BIJA VIDYAPEETH (SCHOOL OF THE SEED) INDIA
Bija Vidyapeeth is Dr Vandana Shiva’s Earth University in the Himalayan foothills. Dr Shiva is an eco-feminist, physicist, activist for the rights of the earth and farmers in India, and permaculture supporter.
People go to Bija Vidyapeeth to learn from nature, from organic farmers and from visionary thinkers like Dr Shiva and Satish Kumar, about how to become farmers of the future, activists for the planet and savers of seed.
The centre is located on the Navdanya Biodiversity Conservation Farm, a sanctuary for birds, insects and soil microorganisms – which has saved more than 1500 varieties of seeds and trees. The farm has created an environment where students are able to: explore deeply the key issues around organic farming, food sovereignty and seed sovereignty; and gain practical skills to support changing practices in how we interact with seed, soil and society.
Bija Vidyapeeth’s website states that the learning centre: ‘draws inspiration from Rabindranath Tagore, who created Shanti Niketan, a university based on living in and learning from nature’, and is associated with Schumacher College in England. It is part of a growing network of independent centres for positive change. Bija Vidyapeeth runs a series of programs, internships, courses, festivals and events throughout the year. It is also possible to visit as a volunteer.
Vandana Shiva. (photo by Morag Gamble)
GREEN SCHOOL VILLAGE, BULGARIA
Green School Village offers programs in permaculture, sustainable community, natural building and personal development. It provides the opportunity for young people from around Europe to get involved in exchange programs, informal education and research projects with a focus on creating positive, alternative models for the future.

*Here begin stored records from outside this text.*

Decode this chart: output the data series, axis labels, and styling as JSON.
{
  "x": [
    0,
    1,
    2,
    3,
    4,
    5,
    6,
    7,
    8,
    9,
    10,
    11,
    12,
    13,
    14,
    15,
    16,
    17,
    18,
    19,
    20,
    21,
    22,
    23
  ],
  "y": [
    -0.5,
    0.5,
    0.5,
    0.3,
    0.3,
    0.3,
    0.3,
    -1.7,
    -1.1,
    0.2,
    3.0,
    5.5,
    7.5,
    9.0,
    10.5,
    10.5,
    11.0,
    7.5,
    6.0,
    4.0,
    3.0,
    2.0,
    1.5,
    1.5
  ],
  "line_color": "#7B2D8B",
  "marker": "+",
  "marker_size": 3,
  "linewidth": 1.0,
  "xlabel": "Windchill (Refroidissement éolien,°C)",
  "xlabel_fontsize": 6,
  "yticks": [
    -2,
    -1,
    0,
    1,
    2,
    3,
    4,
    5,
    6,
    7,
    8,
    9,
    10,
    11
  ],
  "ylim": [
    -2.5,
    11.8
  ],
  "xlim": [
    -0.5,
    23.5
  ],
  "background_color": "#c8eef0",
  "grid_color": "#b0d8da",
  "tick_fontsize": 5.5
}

The Green School Village project has restored a traditional 19th century house, and opened it as an education centre in the Eastern Rhodope Mountains, near Bulgaria’s boundaries with Greece and Turkey. The centre provides opportunities for learning in a natural environment, and learning how to live sustainably. It is also: developing an investment project for the reconstruction of the former school in the local village; and working on the development of integrated ecocentres and demonstration sites in Bulgaria, to promote alternative models of sustainable development as a solution to the ecological and financial crisis.

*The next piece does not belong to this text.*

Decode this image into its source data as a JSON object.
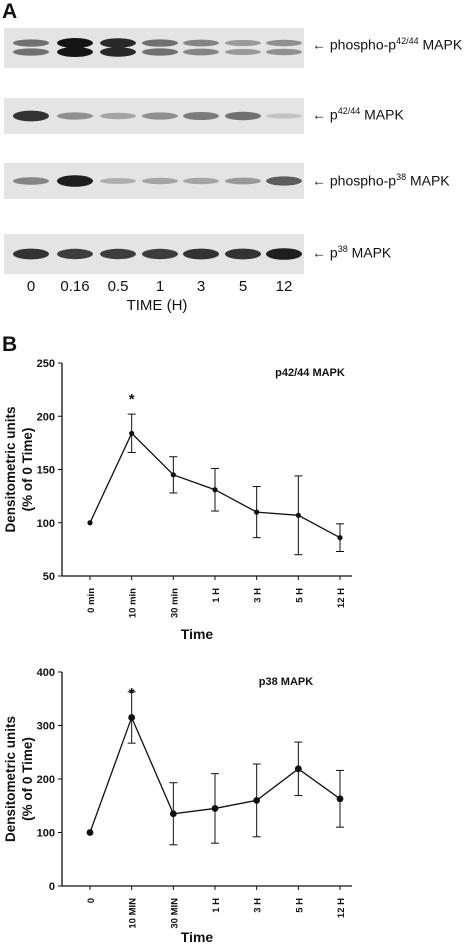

Green School Village is a non-profit organisation, established for public benefit, and driven by an interdisciplinary team with varied educational and professional backgrounds – including architects, urbanists, lawyers, marketing and cultural studies experts. It welcomes people to get involved.
PROJECT BONA FIDE OMETEPE ISLAND, NICARAGUA
Project Bona Fide is an internationally recognised ten and a half hectare permaculture demonstration and education farm situated on the stunning volcanic Ometepe Island on Lake Nicaragua. Its focus is support for community selfreliance and regenerative living.
The project researches and develops agro-ecological systems, and cultivates a diversity of resilient food plants to support greater food security in Nicaragua. It demonstrates permaculture strategies, off-grid living, natural building, and the use of biochar and appropriate technology. It includes a seedbank, extensive nursery, bamboo plantings, forestry plot, diverse orchard, medicinal gardens, terraced vegetable gardens, composting toilets, buildings using local materials, renewable energy systems and water harvesting.
Beyond the farm, Project Bona Fide supports a community seed exchange program, reforestation projects and a children’s nutritional kitchen. It is about to launch an initiative to grow and produce natural medicines for the island’s free integrative health clinic. The farm offers educational programs and accepts volunteers.
SOLITUDE FARM, INDIA
Solitude Farm is the centre for permaculture and natural farming at Auroville – an emerging international township of 2400 people in southern India, near Puducherry. Auroville has been researching sustainable living and the future cultural, environmental, social and spiritual needs of humankind since 1968.
The two and a half hectare farm was started in 1996 by a group of young Aurovillians who had the vision of creating a self-sustainable farming community. They were inspired by permaculture and the ideas of Masanobu Fukuoka. The farm grows indigenous millets and rice, oilseeds, grams and pulses, and a diversity of vegetables and fruit.
This community, with sustainable farming at its core, embraces music and the arts and runs an organic restaurant: up to ninety per cent of the food served is produced on the farm, and harvested daily. The restaurant also serves food from other Auroavillian farms; surplus produce goes to Auroville shops and the central solar kitchen – the community dining hall which serves 1000 meals each lunchtime.
Solitude Farm is home to six permanent residents and a healthy population of volunteers who are welcomed to experience life in the community. It also offers internships and workshops.